Merge csv files (with the same header) into a single csv file.

mkdir.cwl

Create directory

normalize-whitespace-punctuation.cwl

Normalize whitespace and punctuation.

Replace multiple subsequent occurrences of whitespace characters and punctuation with a single occurrence.

prettify-xml.cwl

Pretty print xml file.

Uses BeautifulSoup pretty printing.

remove-newlines.cwl

Remove newlines from a text.

remove-xml-elements.cwl

Remove specified XML elements from XML file.

replace-ner.cwl

Replace named entities in saf files.

Named entities can be replaced with their type or deleted.

saf-to-freqs.cwl

Return csv file wit a ranked list of (word, pos) pairs.

The list can be of (word, pos) pairs of (lemma, pos) pairs.

saf-to-txt.cwl

Convert saf to space separated tokens.

save-dir-to-subdir.cwl

Save a directory to a subdirectory.

Puts inner_dir into the outer_dir.

save-files-to-dir.cwl

Save a list of files to a directory.

If the dir_name is not specified, it is set to the string before the rightmost - of the nameroot of the first input file (e.g., input-file-1-0000.txt becomes input-file-1). If the file name does not contain a -, the nameroot is used (e.g. input.txt becomes input).

save-ner-data.cwl

Create csv file with statistics about named entities.

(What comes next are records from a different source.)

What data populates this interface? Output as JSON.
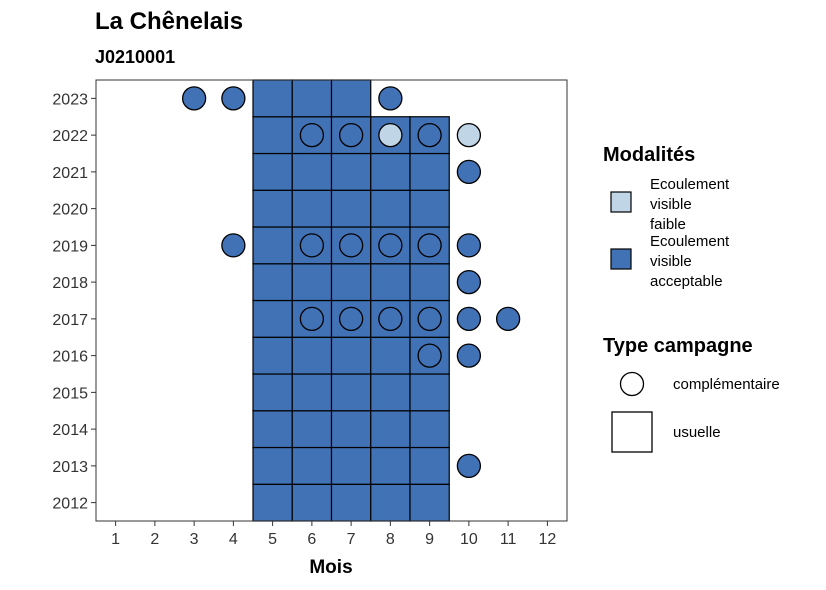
{
  "chart_data": {
    "type": "heatmap",
    "title": "La Chênelais",
    "subtitle": "J0210001",
    "xlabel": "Mois",
    "ylabel": "",
    "x_ticks": [
      1,
      2,
      3,
      4,
      5,
      6,
      7,
      8,
      9,
      10,
      11,
      12
    ],
    "y_ticks": [
      2012,
      2013,
      2014,
      2015,
      2016,
      2017,
      2018,
      2019,
      2020,
      2021,
      2022,
      2023
    ],
    "xlim": [
      0.5,
      12.5
    ],
    "ylim": [
      2011.5,
      2023.5
    ],
    "colors": {
      "faible": "#c0d5e5",
      "acceptable": "#4272b6",
      "border": "#000000",
      "axis": "#333333"
    },
    "legend": {
      "modalites": {
        "title": "Modalités",
        "items": [
          {
            "key": "faible",
            "lines": [
              "Ecoulement",
              "visible",
              "faible"
            ]
          },
          {
            "key": "acceptable",
            "lines": [
              "Ecoulement",
              "visible",
              "acceptable"
            ]
          }
        ]
      },
      "type_campagne": {
        "title": "Type campagne",
        "items": [
          {
            "shape": "circle",
            "label": "complémentaire"
          },
          {
            "shape": "square",
            "label": "usuelle"
          }
        ]
      }
    },
    "usuelle": [
      {
        "year": 2012,
        "months": [
          5,
          6,
          7,
          8,
          9
        ],
        "modalite": "acceptable"
      },
      {
        "year": 2013,
        "months": [
          5,
          6,
          7,
          8,
          9
        ],
        "modalite": "acceptable"
      },
      {
        "year": 2014,
        "months": [
          5,
          6,
          7,
          8,
          9
        ],
        "modalite": "acceptable"
      },
      {
        "year": 2015,
        "months": [
          5,
          6,
          7,
          8,
          9
        ],
        "modalite": "acceptable"
      },
      {
        "year": 2016,
        "months": [
          5,
          6,
          7,
          8,
          9
        ],
        "modalite": "acceptable"
      },
      {
        "year": 2017,
        "months": [
          5,
          6,
          7,
          8,
          9
        ],
        "modalite": "acceptable"
      },
      {
        "year": 2018,
        "months": [
          5,
          6,
          7,
          8,
          9
        ],
        "modalite": "acceptable"
      },
      {
        "year": 2019,
        "months": [
          5,
          6,
          7,
          8,
          9
        ],
        "modalite": "acceptable"
      },
      {
        "year": 2020,
        "months": [
          5,
          6,
          7,
          8,
          9
        ],
        "modalite": "acceptable"
      },
      {
        "year": 2021,
        "months": [
          5,
          6,
          7,
          8,
          9
        ],
        "modalite": "acceptable"
      },
      {
        "year": 2022,
        "months": [
          5,
          6,
          7,
          8,
          9
        ],
        "modalite": "acceptable"
      },
      {
        "year": 2023,
        "months": [
          5,
          6,
          7
        ],
        "modalite": "acceptable"
      }
    ],
    "complementaire": [
      {
        "year": 2013,
        "month": 10,
        "modalite": "acceptable"
      },
      {
        "year": 2016,
        "month": 9,
        "modalite": "acceptable"
      },
      {
        "year": 2016,
        "month": 10,
        "modalite": "acceptable"
      },
      {
        "year": 2017,
        "month": 6,
        "modalite": "acceptable"
      },
      {
        "year": 2017,
        "month": 7,
        "modalite": "acceptable"
      },
      {
        "year": 2017,
        "month": 8,
        "modalite": "acceptable"
      },
      {
        "year": 2017,
        "month": 9,
        "modalite": "acceptable"
      },
      {
        "year": 2017,
        "month": 10,
        "modalite": "acceptable"
      },
      {
        "year": 2017,
        "month": 11,
        "modalite": "acceptable"
      },
      {
        "year": 2018,
        "month": 10,
        "modalite": "acceptable"
      },
      {
        "year": 2019,
        "month": 4,
        "modalite": "acceptable"
      },
      {
        "year": 2019,
        "month": 6,
        "modalite": "acceptable"
      },
      {
        "year": 2019,
        "month": 7,
        "modalite": "acceptable"
      },
      {
        "year": 2019,
        "month": 8,
        "modalite": "acceptable"
      },
      {
        "year": 2019,
        "month": 9,
        "modalite": "acceptable"
      },
      {
        "year": 2019,
        "month": 10,
        "modalite": "acceptable"
      },
      {
        "year": 2021,
        "month": 10,
        "modalite": "acceptable"
      },
      {
        "year": 2022,
        "month": 6,
        "modalite": "acceptable"
      },
      {
        "year": 2022,
        "month": 7,
        "modalite": "acceptable"
      },
      {
        "year": 2022,
        "month": 8,
        "modalite": "faible"
      },
      {
        "year": 2022,
        "month": 9,
        "modalite": "acceptable"
      },
      {
        "year": 2022,
        "month": 10,
        "modalite": "faible"
      },
      {
        "year": 2023,
        "month": 3,
        "modalite": "acceptable"
      },
      {
        "year": 2023,
        "month": 4,
        "modalite": "acceptable"
      },
      {
        "year": 2023,
        "month": 8,
        "modalite": "acceptable"
      }
    ]
  }
}
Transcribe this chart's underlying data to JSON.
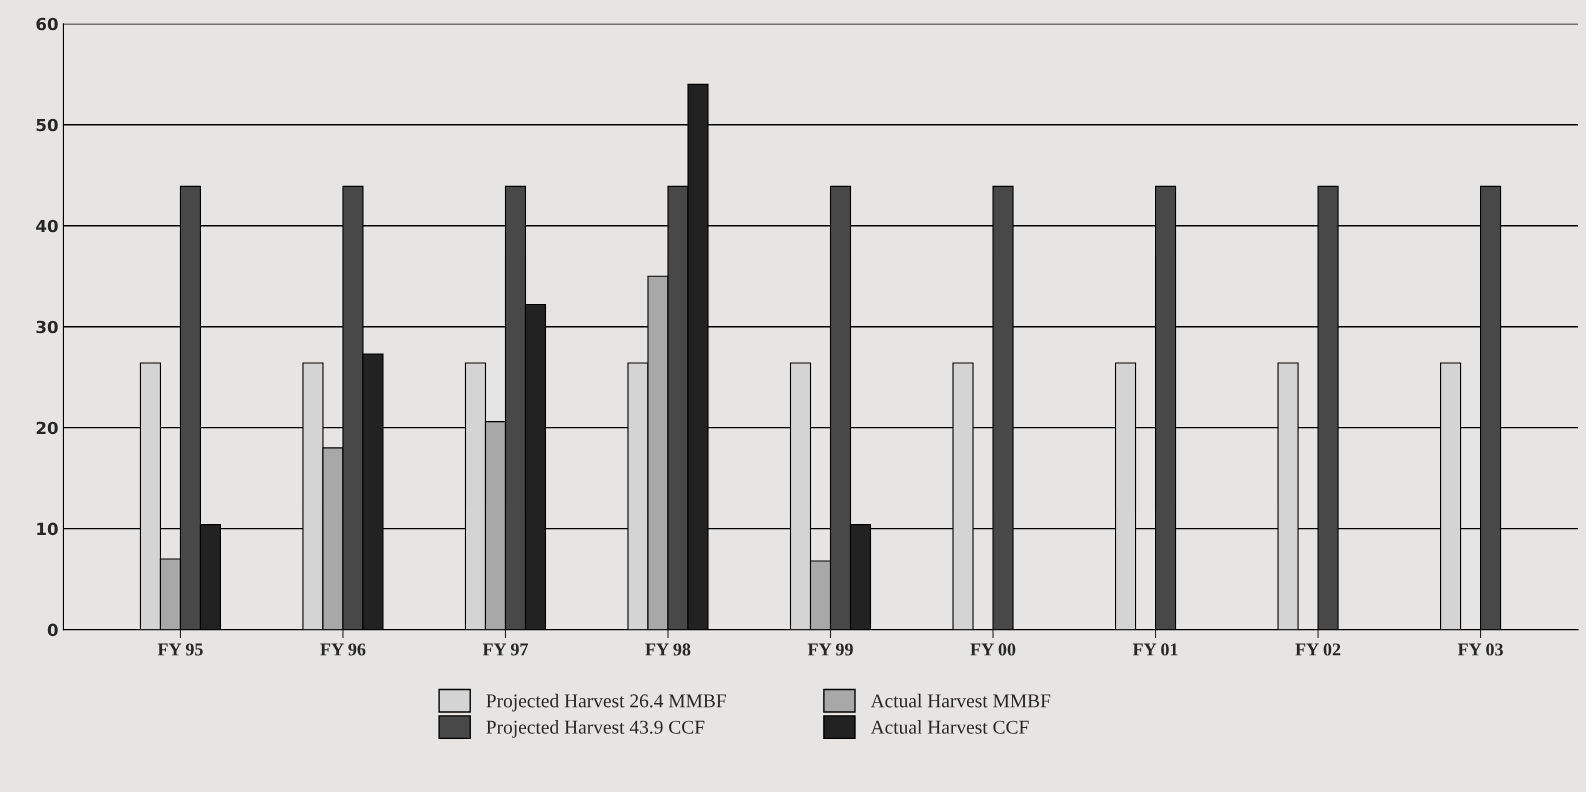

By editing the csv file, you can control which named entities are replaced or removed using replace-ner.cwl.

tar.cwl

Extract zipped tar archives.

textDNA-generate.cwl

Generate data to vizualize using TextDNA.

xml-to-text.cwl

Extract text from an XML element and save it to a file.

zip-dir-flat.cwl

Compress a directory into a zip archive.

All structure is removed from the input directory. So, if you unzip the archive, you get a flat list of files.